Well I received another lesson on what trout want to eat and when they want to eat it.
Yesterday found me angling on a small stream. The weather was great with bright sunny skies and temps in the forties. I tied on a favorite wet fly a Picket Pin. As I let the fly go drifting downstream to raise hell with the resident population of wild brookies and browns. On the first retrieve a brown struck the Pin and was on although for a brief time before throwing it back at me. I said to myself this is going to be a good day.
I continued fishing the Pin hooking up on a few brookies before the interest in the fly suddenly came to a stop. I changed flies putting on an emerger, a Ausable emerger. It's a body of rust orange possum dubbing with brown and grizzly hackle. I worked this fly and it drew attention. They looked and chased but did not take.

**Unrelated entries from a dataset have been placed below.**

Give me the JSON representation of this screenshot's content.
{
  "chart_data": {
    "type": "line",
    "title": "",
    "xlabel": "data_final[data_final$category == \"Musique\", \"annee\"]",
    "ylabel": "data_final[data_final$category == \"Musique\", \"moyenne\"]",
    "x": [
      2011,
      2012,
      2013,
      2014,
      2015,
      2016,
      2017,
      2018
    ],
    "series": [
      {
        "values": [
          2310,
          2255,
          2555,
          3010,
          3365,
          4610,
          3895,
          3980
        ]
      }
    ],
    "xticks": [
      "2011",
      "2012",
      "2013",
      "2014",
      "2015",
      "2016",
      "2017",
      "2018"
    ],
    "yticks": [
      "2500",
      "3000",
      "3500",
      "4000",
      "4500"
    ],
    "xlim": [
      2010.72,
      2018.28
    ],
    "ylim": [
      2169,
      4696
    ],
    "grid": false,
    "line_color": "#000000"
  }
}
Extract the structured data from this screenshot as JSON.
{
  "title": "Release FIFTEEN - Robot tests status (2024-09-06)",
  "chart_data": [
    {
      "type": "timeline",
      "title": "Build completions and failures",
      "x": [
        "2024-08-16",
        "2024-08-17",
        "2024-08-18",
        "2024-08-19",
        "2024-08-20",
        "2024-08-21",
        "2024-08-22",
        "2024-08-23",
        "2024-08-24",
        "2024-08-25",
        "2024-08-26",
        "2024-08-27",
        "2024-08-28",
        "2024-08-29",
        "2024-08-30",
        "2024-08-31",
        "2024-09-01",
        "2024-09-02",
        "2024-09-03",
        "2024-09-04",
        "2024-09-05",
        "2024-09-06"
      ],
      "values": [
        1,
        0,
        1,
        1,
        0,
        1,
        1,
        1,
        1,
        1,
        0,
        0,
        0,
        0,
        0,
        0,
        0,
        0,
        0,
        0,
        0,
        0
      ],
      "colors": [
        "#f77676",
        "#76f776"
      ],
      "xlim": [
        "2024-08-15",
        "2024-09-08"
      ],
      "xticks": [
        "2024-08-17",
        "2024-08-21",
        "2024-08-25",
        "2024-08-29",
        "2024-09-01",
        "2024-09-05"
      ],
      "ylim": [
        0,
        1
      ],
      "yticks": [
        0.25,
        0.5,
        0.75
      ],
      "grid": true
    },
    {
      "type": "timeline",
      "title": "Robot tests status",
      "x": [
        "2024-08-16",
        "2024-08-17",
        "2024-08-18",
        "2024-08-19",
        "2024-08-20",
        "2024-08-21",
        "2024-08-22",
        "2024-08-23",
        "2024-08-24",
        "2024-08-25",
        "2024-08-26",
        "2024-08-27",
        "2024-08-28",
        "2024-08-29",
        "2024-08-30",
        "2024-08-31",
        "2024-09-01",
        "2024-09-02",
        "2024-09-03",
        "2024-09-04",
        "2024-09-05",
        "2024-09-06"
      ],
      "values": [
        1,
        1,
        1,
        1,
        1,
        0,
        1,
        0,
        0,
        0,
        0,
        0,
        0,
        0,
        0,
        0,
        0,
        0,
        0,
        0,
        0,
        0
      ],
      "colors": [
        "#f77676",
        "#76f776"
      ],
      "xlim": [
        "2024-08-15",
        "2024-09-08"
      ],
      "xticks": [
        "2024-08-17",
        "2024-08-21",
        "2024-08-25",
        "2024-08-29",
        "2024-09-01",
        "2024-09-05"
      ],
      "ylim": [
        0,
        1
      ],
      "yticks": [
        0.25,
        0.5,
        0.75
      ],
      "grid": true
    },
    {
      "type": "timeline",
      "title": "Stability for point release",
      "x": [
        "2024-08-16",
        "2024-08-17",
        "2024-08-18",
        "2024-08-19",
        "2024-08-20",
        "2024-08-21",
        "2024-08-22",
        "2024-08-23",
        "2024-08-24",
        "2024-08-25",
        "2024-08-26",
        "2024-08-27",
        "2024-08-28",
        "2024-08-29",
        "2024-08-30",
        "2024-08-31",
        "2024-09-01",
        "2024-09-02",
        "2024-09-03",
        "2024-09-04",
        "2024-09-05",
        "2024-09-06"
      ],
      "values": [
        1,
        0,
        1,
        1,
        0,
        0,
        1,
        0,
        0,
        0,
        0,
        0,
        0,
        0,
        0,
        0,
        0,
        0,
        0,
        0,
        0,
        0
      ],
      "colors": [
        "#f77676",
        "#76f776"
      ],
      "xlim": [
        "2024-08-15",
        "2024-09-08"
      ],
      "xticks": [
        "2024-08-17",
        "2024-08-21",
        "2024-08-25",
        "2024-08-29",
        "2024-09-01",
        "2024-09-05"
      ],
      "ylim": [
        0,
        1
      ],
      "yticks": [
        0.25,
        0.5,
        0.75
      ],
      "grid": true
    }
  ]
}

I don't know what made me do what I did next. I selected a tan Elk Hair Caddis. Tied it on and sent it on its mission. Several drifts later the fly was taken and the trout headed down and straight for the roots. The little 2wt managed to coax the determined trout to turn and eventually give up.
As I lay my hand under the brook trout I was impressed with what had taken the caddis dry. A beautiful hooked jaw male. A male that had been in this stream for some time. He was photographed, thanked and sent on his way.
Lesson learned. Trout will rise to a dry fly in January.
Colors that I seem to never tire of.
The run where the brook trout hit the caddis.
This is one of the better brook trout I have taken from this stream. A brook trout I will remember forever. A brook trout that took a EH Caddis in January.